Yeah, I didn’t like Mitchell. I don’t obsess over him or anything. But if I’m ever tempted to forget him, I just have to look in the mirror and see the scar on my left cheek, that day he lost his temper.

“A good lawyer knows the answer to every question before she asks it,” my mother used to say. “A good lawyer knows what she wants to say in closing argument before the trial has even begun. You work backward from how you want it to end, and you plan out the trial so that, by the end, you can support everything you wanted to tell them with evidence.”

By quarter after six, I’m shaving after my shower, rubbing a circle out of the steam on the mirror so I can get a fuzzy reflection.

Vicky pushes through the bathroom door with a moan, her eyes all but shut, her hair all over her face. She leans against my back and says, “How do you get up this early?”

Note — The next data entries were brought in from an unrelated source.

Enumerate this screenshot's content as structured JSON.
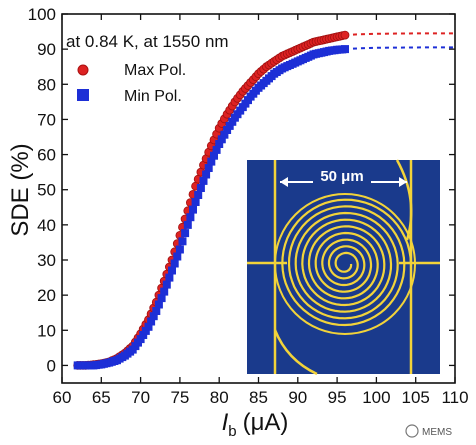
{
  "chart_data": {
    "type": "scatter",
    "xlabel_symbol": "I",
    "xlabel_sub": "b",
    "xlabel_unit": "(μA)",
    "ylabel": "SDE (%)",
    "xlim": [
      60,
      110
    ],
    "ylim": [
      -5,
      100
    ],
    "xticks": [
      60,
      65,
      70,
      75,
      80,
      85,
      90,
      95,
      100,
      105,
      110
    ],
    "yticks": [
      0,
      10,
      20,
      30,
      40,
      50,
      60,
      70,
      80,
      90,
      100
    ],
    "annotation": "at 0.84 K, at 1550 nm",
    "legend_position": "top-left",
    "series": [
      {
        "name": "Max Pol.",
        "marker": "circle",
        "color": "#dd2222",
        "fit_plateau": 94.5,
        "points": [
          [
            62,
            0
          ],
          [
            63,
            0
          ],
          [
            64,
            0.2
          ],
          [
            65,
            0.5
          ],
          [
            66,
            1
          ],
          [
            67,
            2
          ],
          [
            68,
            3.5
          ],
          [
            69,
            5.5
          ],
          [
            70,
            9
          ],
          [
            71,
            13
          ],
          [
            72,
            18
          ],
          [
            73,
            24
          ],
          [
            74,
            30
          ],
          [
            75,
            37
          ],
          [
            76,
            44
          ],
          [
            77,
            51
          ],
          [
            78,
            57
          ],
          [
            79,
            62.5
          ],
          [
            80,
            67.5
          ],
          [
            81,
            71.5
          ],
          [
            82,
            75
          ],
          [
            83,
            78
          ],
          [
            84,
            80.5
          ],
          [
            85,
            83
          ],
          [
            86,
            85
          ],
          [
            87,
            86.5
          ],
          [
            88,
            88
          ],
          [
            89,
            89
          ],
          [
            90,
            90
          ],
          [
            91,
            91
          ],
          [
            92,
            92
          ],
          [
            93,
            92.5
          ],
          [
            94,
            93
          ],
          [
            95,
            93.5
          ],
          [
            96,
            94
          ]
        ]
      },
      {
        "name": "Min Pol.",
        "marker": "square",
        "color": "#1d2fd6",
        "fit_plateau": 90.5,
        "points": [
          [
            62,
            0
          ],
          [
            63,
            0
          ],
          [
            64,
            0
          ],
          [
            65,
            0.3
          ],
          [
            66,
            0.8
          ],
          [
            67,
            1.5
          ],
          [
            68,
            2.8
          ],
          [
            69,
            4.5
          ],
          [
            70,
            7.5
          ],
          [
            71,
            11
          ],
          [
            72,
            15.5
          ],
          [
            73,
            21
          ],
          [
            74,
            27
          ],
          [
            75,
            33
          ],
          [
            76,
            40
          ],
          [
            77,
            46.5
          ],
          [
            78,
            52.5
          ],
          [
            79,
            58
          ],
          [
            80,
            63
          ],
          [
            81,
            67
          ],
          [
            82,
            70.5
          ],
          [
            83,
            73.5
          ],
          [
            84,
            76.5
          ],
          [
            85,
            79
          ],
          [
            86,
            81
          ],
          [
            87,
            83
          ],
          [
            88,
            84.5
          ],
          [
            89,
            85.5
          ],
          [
            90,
            86.5
          ],
          [
            91,
            87.5
          ],
          [
            92,
            88.5
          ],
          [
            93,
            89
          ],
          [
            94,
            89.5
          ],
          [
            95,
            89.8
          ],
          [
            96,
            90
          ]
        ]
      }
    ],
    "inset": {
      "scale_bar_label": "50 μm",
      "background_color": "#1a3a8c",
      "wire_color": "#f2d33a"
    }
  },
  "watermark": "MEMS"
}
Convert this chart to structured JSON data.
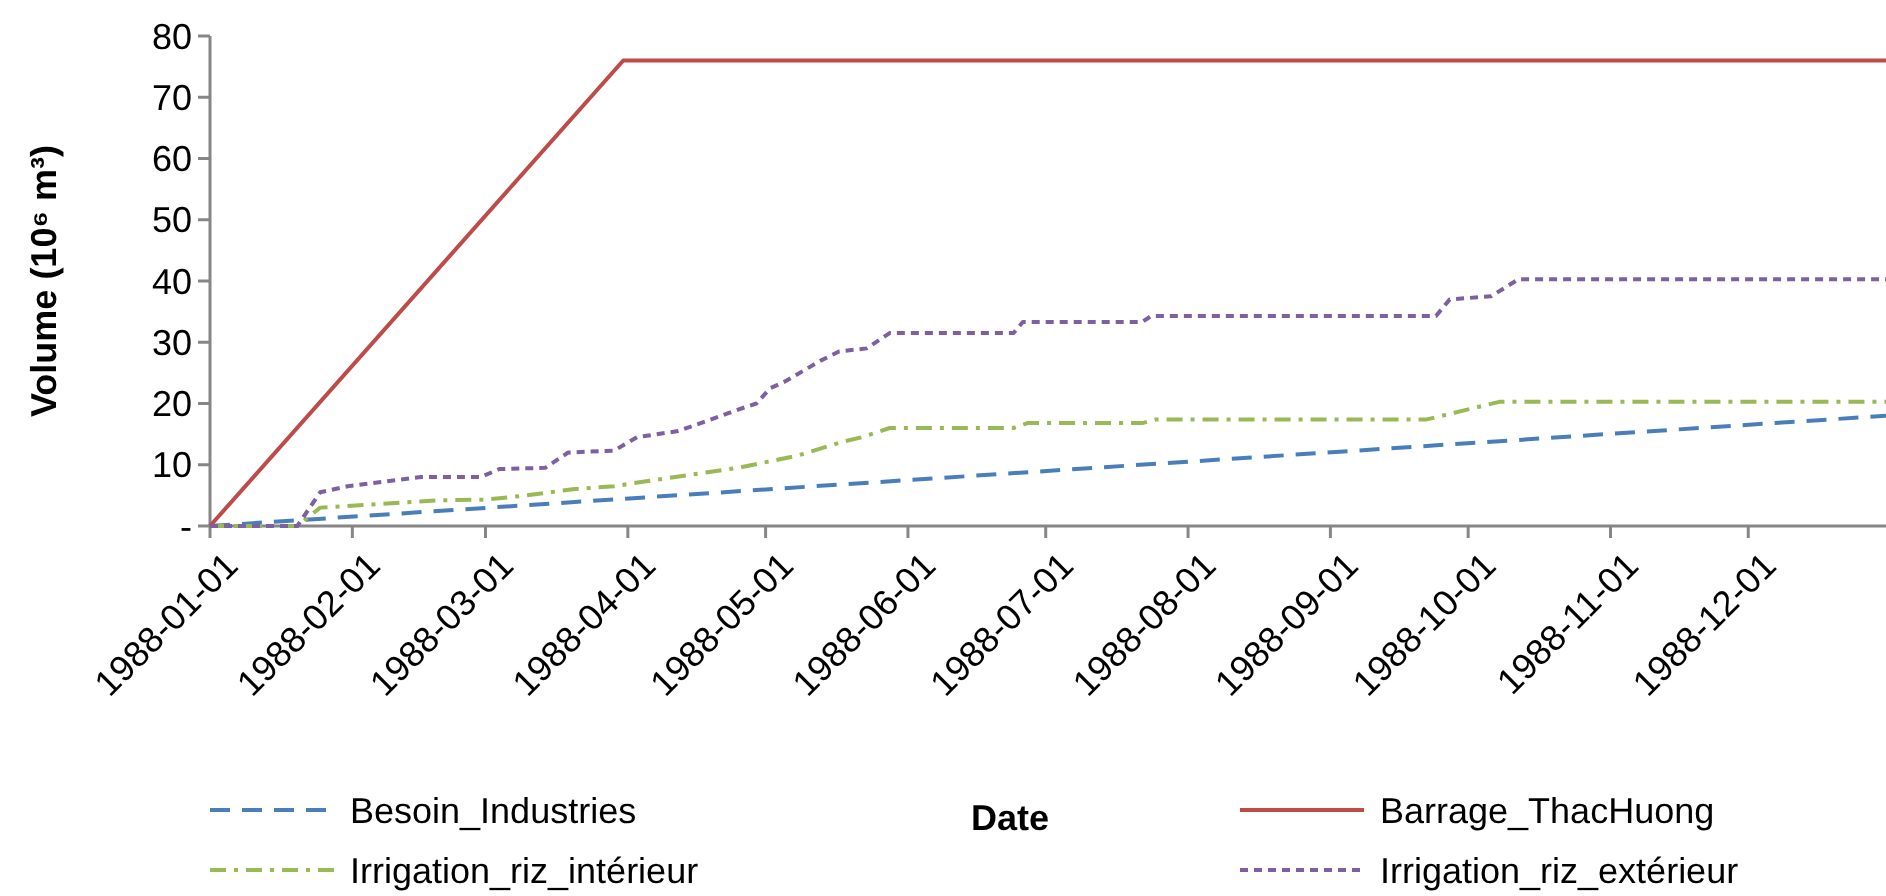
{
  "chart_data": {
    "type": "line",
    "xlabel": "Date",
    "ylabel": "Volume (10⁶ m³)",
    "xlim": [
      "1988-01-01",
      "1988-12-31"
    ],
    "xticks": [
      {
        "value": "1988-01-01",
        "label": "1988-01-01"
      },
      {
        "value": "1988-02-01",
        "label": "1988-02-01"
      },
      {
        "value": "1988-03-01",
        "label": "1988-03-01"
      },
      {
        "value": "1988-04-01",
        "label": "1988-04-01"
      },
      {
        "value": "1988-05-01",
        "label": "1988-05-01"
      },
      {
        "value": "1988-06-01",
        "label": "1988-06-01"
      },
      {
        "value": "1988-07-01",
        "label": "1988-07-01"
      },
      {
        "value": "1988-08-01",
        "label": "1988-08-01"
      },
      {
        "value": "1988-09-01",
        "label": "1988-09-01"
      },
      {
        "value": "1988-10-01",
        "label": "1988-10-01"
      },
      {
        "value": "1988-11-01",
        "label": "1988-11-01"
      },
      {
        "value": "1988-12-01",
        "label": "1988-12-01"
      }
    ],
    "ylim": [
      0,
      80
    ],
    "yticks": [
      {
        "value": 0,
        "label": "-"
      },
      10,
      20,
      30,
      40,
      50,
      60,
      70,
      80
    ],
    "grid": false,
    "legend": "bottom",
    "marker": "none",
    "series": [
      {
        "name": "Besoin_Industries",
        "color": "#4a7ebb",
        "line_style": "dashed",
        "x": [
          "1988-01-01",
          "1988-12-31"
        ],
        "values": [
          0,
          18
        ]
      },
      {
        "name": "Barrage_ThacHuong",
        "color": "#be4b48",
        "line_style": "solid",
        "x": [
          "1988-01-01",
          "1988-03-31",
          "1988-12-31"
        ],
        "values": [
          0,
          76,
          76
        ]
      },
      {
        "name": "Irrigation_riz_intérieur",
        "color": "#98b954",
        "line_style": "dashdot",
        "x": [
          "1988-01-01",
          "1988-01-20",
          "1988-01-25",
          "1988-02-05",
          "1988-02-20",
          "1988-03-01",
          "1988-03-10",
          "1988-03-20",
          "1988-03-29",
          "1988-04-05",
          "1988-04-25",
          "1988-05-08",
          "1988-05-18",
          "1988-05-22",
          "1988-05-28",
          "1988-06-24",
          "1988-06-27",
          "1988-07-22",
          "1988-07-25",
          "1988-09-22",
          "1988-09-28",
          "1988-10-08",
          "1988-12-31"
        ],
        "values": [
          0,
          0,
          3,
          3.5,
          4.2,
          4.3,
          5,
          6,
          6.5,
          7.3,
          9.5,
          11.5,
          13.8,
          14.5,
          16,
          16,
          16.8,
          16.8,
          17.4,
          17.4,
          18.5,
          20.3,
          20.3
        ]
      },
      {
        "name": "Irrigation_riz_extérieur",
        "color": "#7d60a0",
        "line_style": "dotted",
        "x": [
          "1988-01-01",
          "1988-01-20",
          "1988-01-25",
          "1988-01-31",
          "1988-02-16",
          "1988-02-29",
          "1988-03-04",
          "1988-03-14",
          "1988-03-19",
          "1988-03-29",
          "1988-04-03",
          "1988-04-12",
          "1988-04-25",
          "1988-04-29",
          "1988-05-02",
          "1988-05-05",
          "1988-05-13",
          "1988-05-17",
          "1988-05-23",
          "1988-05-28",
          "1988-06-24",
          "1988-06-26",
          "1988-07-22",
          "1988-07-24",
          "1988-09-24",
          "1988-09-27",
          "1988-10-06",
          "1988-10-12",
          "1988-12-31"
        ],
        "values": [
          0,
          0,
          5.5,
          6.5,
          8,
          8,
          9.3,
          9.5,
          12,
          12.3,
          14.5,
          15.5,
          19,
          20,
          22.5,
          23.5,
          27,
          28.5,
          29,
          31.5,
          31.5,
          33.3,
          33.3,
          34.3,
          34.3,
          37,
          37.5,
          40.3,
          40.3
        ]
      }
    ]
  }
}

“My favorite time of day,” I say.

“That bed . . . is so comfortable.”

“Glad you like it.”

She drops onto the toilet to pee while I finish up shaving and tap my razor in the sink.

“Late night?” I ask.

Her head drops. “We got a call five minutes before midnight.”

“Ugh. Five minutes before your shift ended? You could’ve pawned it off.”

“Well, I didn’t. Her husband was at the ER, too, trying to get her to come home and drop the charges. It was a real scene. Took three cops to restrain the guy. He even swung at me.”

“Yeah? Did he connect?”

“No.”

That’s probably lucky for the guy.

“And the woman?” I ask. “Did she go with you?”

“Yeah, eventually. I didn’t leave until about two in the morning.”

She flushes and drags herself to the sink to wash her hands.

“Go back to sleep,” I say.

“Don’t worry, I will.” She shuffles back to bed, the Bataan Death March, then drops face-first onto the pillow and moans with satisfaction.

I get dressed and put on some coffee. I take a cup for the road. I have a decent drive ahead. I walk back up to the bedroom to say goodbye. “Hey, gorgeous, Daddy’s leaving.”